In step S10, the slave sensor 220 is used to determine whether the vehicle 200 is traveling on the test path in real time or from the sceneThe recognition module 300 recognizes the real scene SZr from the data stored therein i 。
In step S20, a simulation scene SZs is generated by the simulation module 400 i 。
In step S30, the real scene SZr i And/or simulate a scene SZs i To the assessment module 500.
In step S40, the evaluation module 500 calculates SZr for at least one real scene i Is used for the evaluation of the metrics 570 and/or for at least one simulation scene SZs i An evaluation index 570, wherein the evaluation index 570 represents the performance of the ADAS/ADS system 210 for a specified driving mission.
In step S50, an analysis result 750 is generated by the analysis module 700, wherein for the respective real scene SZr i And/or corresponding simulated scenes SZs i Comprises a corresponding determined evaluation index 570 and the corresponding real scene SZr i And/or the corresponding simulated scene SZs i Selected scene parameter Pc of (2) i Scene parameter value PVc of (a) i Mapping between them.
Fig. 5 schematically shows a computer program product 1000 comprising executable program code 1050 configured to perform a method according to the first aspect of the invention.

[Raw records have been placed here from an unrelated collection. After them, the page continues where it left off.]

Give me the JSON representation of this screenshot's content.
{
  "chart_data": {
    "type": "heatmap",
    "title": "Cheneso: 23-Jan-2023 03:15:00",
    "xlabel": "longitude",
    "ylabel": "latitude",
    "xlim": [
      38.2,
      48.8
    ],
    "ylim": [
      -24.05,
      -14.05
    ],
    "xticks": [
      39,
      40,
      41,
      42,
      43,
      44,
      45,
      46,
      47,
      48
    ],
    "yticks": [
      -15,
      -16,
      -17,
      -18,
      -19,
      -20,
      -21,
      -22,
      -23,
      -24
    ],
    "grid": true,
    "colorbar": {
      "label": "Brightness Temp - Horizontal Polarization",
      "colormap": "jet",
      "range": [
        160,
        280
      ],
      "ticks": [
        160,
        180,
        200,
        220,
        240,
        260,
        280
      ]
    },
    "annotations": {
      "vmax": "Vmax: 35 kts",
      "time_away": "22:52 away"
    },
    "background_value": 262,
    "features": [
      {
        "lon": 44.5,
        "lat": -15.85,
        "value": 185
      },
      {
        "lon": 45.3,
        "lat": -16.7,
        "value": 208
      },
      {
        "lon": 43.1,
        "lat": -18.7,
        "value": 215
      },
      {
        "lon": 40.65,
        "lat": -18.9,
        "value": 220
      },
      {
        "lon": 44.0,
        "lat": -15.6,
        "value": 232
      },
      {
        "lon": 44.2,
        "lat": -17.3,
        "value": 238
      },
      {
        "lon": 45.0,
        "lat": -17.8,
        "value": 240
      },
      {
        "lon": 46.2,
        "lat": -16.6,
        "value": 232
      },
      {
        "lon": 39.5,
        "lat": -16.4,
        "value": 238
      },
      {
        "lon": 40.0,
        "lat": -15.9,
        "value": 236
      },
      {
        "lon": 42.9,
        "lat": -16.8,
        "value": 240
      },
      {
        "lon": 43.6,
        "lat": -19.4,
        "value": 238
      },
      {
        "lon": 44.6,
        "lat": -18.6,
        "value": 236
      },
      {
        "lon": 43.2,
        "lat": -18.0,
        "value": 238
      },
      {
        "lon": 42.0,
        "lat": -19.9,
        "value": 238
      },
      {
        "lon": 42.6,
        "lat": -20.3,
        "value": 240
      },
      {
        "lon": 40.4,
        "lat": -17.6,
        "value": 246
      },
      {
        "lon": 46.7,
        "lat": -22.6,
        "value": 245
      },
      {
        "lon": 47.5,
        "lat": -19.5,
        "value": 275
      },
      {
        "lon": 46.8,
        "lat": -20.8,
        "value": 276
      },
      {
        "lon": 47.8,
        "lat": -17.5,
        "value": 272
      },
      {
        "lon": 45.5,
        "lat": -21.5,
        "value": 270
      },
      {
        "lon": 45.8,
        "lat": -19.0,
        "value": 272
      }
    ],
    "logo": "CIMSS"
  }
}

By using the invention, the test results of ADAS/ADS systems of different designs can be objectively evaluated and compared with each other by calculating evaluation indexes for scenes generated from measurements and/or for simulated scenes. For this purpose, it is proposed to associate evaluation indicators calculated for a real scene and/or a simulated scene with scene parameter values of selected scene parameters, in particular in the form of KPI graphs. This results in objective metrics that allow the evaluation indices of different designs of ADAS/ADS systems to be compared with each other on this basis. The invention thus allows an objective, accurate and comprehensive assessment of the performance of an ADAS/ADS system, so that possible improvements can also be developed on the basis of this. In summary, the evaluation of safety and functional meters of one or more driving functions of the ADAS/ADS system for a particular driving task can thus be significantly improved. In this way, resources can be saved, since the actual driving of the test section in standard traffic situations as well as in specific extreme situations can be reduced.